Personal information
- Date of birth: 10 March 1988 (age 38)
- Place of birth: Masan, South Korea
- Height: 1.70 m (5 ft 7 in)
- Positions: Right-back; midfielder;

Senior career*
- Years: Team / Apps / (Gls)
- 2004–2023: FC Seoul / 350 / (31)
- 2024: Byuksan FC / 0 / (0)
- 2025: Seoul Yangcheon TNT FC / 0 / (0)

International career^{‡}
- 2003–2004: South Korea U17 / 7 / (0)
- 2009–2018: South Korea / 21 / (0)

= Go Yo-han =

South Korean footballer (born 1988)

Go Yo-han (고요한; born 10 March 1988) is a South Korean professional footballer who plays as a right-back.

==Club career==
In 2004, he dropped out of middle school after failing math class and joined FC Seoul.
In 2006, he made his professional league debut in League Cup, after he made 3 appearances and 2 appearances respectively in K-League 2007 and K-League 2008.

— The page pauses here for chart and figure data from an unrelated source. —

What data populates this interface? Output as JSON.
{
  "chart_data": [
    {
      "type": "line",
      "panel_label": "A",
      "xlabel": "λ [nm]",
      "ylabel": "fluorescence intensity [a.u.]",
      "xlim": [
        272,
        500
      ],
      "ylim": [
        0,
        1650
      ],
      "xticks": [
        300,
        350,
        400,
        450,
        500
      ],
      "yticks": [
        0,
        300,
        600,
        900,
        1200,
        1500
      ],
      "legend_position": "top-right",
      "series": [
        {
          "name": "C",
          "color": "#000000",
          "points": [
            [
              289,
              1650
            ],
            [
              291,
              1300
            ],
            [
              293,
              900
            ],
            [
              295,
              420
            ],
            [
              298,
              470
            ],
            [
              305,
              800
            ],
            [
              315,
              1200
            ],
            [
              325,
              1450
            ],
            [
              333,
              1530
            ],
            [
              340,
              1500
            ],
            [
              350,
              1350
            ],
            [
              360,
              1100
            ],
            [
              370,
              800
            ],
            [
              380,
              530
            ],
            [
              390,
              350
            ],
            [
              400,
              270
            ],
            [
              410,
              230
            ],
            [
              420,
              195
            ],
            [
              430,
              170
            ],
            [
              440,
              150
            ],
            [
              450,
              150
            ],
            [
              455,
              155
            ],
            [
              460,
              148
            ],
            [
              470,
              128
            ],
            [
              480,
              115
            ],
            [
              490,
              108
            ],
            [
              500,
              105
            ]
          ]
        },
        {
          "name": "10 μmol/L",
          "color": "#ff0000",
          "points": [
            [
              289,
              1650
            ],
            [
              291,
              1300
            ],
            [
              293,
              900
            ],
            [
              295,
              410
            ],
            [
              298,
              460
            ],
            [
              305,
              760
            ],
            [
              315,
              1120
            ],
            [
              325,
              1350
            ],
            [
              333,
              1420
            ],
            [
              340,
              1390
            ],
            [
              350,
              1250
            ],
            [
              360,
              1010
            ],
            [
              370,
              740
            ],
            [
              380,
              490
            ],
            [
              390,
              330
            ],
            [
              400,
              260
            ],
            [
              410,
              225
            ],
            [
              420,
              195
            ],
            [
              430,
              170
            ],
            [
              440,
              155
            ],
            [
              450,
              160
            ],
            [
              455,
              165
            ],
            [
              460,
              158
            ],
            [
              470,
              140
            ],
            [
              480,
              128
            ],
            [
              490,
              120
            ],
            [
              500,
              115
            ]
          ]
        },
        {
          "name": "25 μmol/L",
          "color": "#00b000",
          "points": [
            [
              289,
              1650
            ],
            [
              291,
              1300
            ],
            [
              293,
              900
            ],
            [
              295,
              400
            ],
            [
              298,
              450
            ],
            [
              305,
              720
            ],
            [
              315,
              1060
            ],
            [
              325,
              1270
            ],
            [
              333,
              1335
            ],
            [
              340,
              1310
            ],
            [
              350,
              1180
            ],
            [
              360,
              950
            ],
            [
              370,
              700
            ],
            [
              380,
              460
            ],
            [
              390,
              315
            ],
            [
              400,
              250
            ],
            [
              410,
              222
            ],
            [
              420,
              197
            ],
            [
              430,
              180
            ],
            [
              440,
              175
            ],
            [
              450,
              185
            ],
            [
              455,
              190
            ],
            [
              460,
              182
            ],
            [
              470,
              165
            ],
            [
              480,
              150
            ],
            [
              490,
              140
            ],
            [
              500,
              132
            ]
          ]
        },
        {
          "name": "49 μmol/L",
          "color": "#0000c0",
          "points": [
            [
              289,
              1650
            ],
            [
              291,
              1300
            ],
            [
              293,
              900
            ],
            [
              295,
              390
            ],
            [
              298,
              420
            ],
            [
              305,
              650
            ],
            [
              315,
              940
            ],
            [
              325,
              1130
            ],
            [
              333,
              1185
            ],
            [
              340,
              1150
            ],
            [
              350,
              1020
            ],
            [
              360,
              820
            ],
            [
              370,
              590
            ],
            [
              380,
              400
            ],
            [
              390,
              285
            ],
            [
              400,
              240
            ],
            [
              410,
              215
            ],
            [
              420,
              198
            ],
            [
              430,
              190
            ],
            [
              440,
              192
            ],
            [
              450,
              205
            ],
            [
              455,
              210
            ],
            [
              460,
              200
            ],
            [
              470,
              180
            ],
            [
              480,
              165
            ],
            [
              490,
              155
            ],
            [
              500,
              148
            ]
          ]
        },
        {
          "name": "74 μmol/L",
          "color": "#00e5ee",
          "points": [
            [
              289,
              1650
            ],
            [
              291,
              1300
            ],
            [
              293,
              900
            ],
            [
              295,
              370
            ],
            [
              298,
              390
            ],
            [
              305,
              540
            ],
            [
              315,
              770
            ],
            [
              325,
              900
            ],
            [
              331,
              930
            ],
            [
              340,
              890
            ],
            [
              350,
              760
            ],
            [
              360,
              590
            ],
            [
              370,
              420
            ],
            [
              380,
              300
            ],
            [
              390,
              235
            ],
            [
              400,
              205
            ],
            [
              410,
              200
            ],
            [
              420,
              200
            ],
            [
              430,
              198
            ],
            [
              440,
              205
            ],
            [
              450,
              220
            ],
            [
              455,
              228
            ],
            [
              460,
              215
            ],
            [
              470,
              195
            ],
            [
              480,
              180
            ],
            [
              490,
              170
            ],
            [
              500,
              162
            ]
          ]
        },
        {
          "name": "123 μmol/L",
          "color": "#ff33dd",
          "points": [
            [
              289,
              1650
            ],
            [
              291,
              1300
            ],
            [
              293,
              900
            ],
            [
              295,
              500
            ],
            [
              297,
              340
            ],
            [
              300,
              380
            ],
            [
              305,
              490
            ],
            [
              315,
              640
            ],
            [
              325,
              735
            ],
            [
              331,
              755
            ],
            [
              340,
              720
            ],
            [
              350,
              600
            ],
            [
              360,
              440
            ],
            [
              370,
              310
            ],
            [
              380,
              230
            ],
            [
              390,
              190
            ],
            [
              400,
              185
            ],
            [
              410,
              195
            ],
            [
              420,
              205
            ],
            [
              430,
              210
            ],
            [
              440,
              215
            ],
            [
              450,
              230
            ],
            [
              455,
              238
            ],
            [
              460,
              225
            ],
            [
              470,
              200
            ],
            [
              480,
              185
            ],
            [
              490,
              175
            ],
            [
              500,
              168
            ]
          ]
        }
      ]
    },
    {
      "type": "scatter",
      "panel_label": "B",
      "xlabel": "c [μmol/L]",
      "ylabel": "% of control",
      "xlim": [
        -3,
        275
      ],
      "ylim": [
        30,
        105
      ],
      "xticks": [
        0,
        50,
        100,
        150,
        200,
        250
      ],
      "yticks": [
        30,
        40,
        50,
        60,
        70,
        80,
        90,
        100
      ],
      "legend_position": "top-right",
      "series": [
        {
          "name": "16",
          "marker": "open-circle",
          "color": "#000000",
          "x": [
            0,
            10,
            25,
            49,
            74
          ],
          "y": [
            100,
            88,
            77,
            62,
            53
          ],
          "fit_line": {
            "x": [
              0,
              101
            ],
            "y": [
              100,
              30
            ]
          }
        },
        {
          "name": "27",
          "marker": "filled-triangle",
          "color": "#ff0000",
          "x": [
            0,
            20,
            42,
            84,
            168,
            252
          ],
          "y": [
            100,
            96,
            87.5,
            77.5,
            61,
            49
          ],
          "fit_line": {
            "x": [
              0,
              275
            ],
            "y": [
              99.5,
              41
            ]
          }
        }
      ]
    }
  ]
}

On 2 February 2024, FC Seoul announced his retirement.

==International career==
On 5 October 2009, he was called up first South Korea national team for friendly match against Senegal of 14 October.

In May 2018 he was named in South Korea's preliminary 28 man squad for the 2018 FIFA World Cup in Russia.

On 2 February 2024, FC Seoul officially declared his retirement and retired his jersey number 13, and appointed him as a coach of Osan High School, a U-18 team of FC Seoul.

==Career statistics==
===Club===

| Club performance |  |  | League |  | Cup |  | League Cup |  | Play-offs |  | Continental |  | Total |  |
| Season | Club | League | Apps | Goals | Apps | Goals | Apps | Goals | Apps | Goals | Apps | Goals | Apps | Goals |
| 2004 | FC Seoul | K League 1 | 0 | 0 | 0 | 0 | 0 | 0 | — |  | — |  | 0 | 0 |
| 2005 | 0 | 0 | 0 | 0 | 0 | 0 | — |  | — |  | 0 | 0 |
| 2006 | 0 | 0 | 0 | 0 | 1 | 0 | — |  | — |  | 1 | 0 |
| 2007 | 3 | 0 | 0 | 0 | 3 | 0 | — |  | — |  | 6 | 0 |
| 2008 | 2 | 0 | 1 | 0 | 2 | 0 | — |  | — |  | 5 | 0 |
| 2009 | 14 | 0 | 1 | 0 | 2 | 0 | — |  | 3 | 0 | 20 | 0 |
| 2010 | 5 | 1 | 2 | 0 | 2 | 0 | — |  | — |  | 9 | 1 |
| 2011 | 18 | 3 | 2 | 0 | 0 | 0 | 1 | 0 | 8 | 1 | 29 | 4 |
| 2012 | 38 | 1 | 2 | 0 | — |  | — |  | — |  | 40 | 1 |
| 2013 | 37 | 5 | 2 | 0 | — |  | — |  | 13 | 1 | 52 | 6 |
| 2014 | 32 | 4 | 3 | 0 | — |  | — |  | 9 | 1 | 44 | 5 |
| 2015 | 33 | 2 | 2 | 0 | — |  | — |  | 6 | 1 | 41 | 3 |
| 2016 | 27 | 2 | 4 | 0 | — |  | — |  | 11 | 2 | 42 | 4 |
| 2017 | 28 | 2 | 1 | 0 | — |  | — |  | 5 | 0 | 34 | 2 |
| 2018 | 32 | 8 | 2 | 0 | — |  | 2 | 1 | — |  | 36 | 9 |
| 2019 | 35 | 3 | 1 | 0 | — |  | — |  | — |  | 36 | 3 |
| 2020 | 15 | 0 | 2 | 0 | — |  | — |  | — |  | 17 | 2 |
| 2021 | 21 | 0 | 0 | 0 | — |  | — |  | — |  | 21 | 0 |
| 2022 | 7 | 0 | 0 | 0 | — |  | — |  | — |  | 0 | 0 |
| 2023 | 6 | 0 | 0 | 0 | — |  | — |  | — |  | 6 | 0 |
| Career total |  |  | 353 | 33 | 25 | 0 | 10 | 0 | 2 | 1 | 55 | 6 | 446 | 40 |

==Honours==
===Club===
FC Seoul
- K League 1: 2010, 2012, 2016
- FA Cup: 2015
- League Cup: 2006, 2010

===International===
- South Korea
- EAFF East Asian Cup
  - Winners: 2017

==Personal life==
Unlike most Korean people, Go does not have a Hanja name. His given name, Yo-han, comes from the Korean translation of John, apostle of Jesus.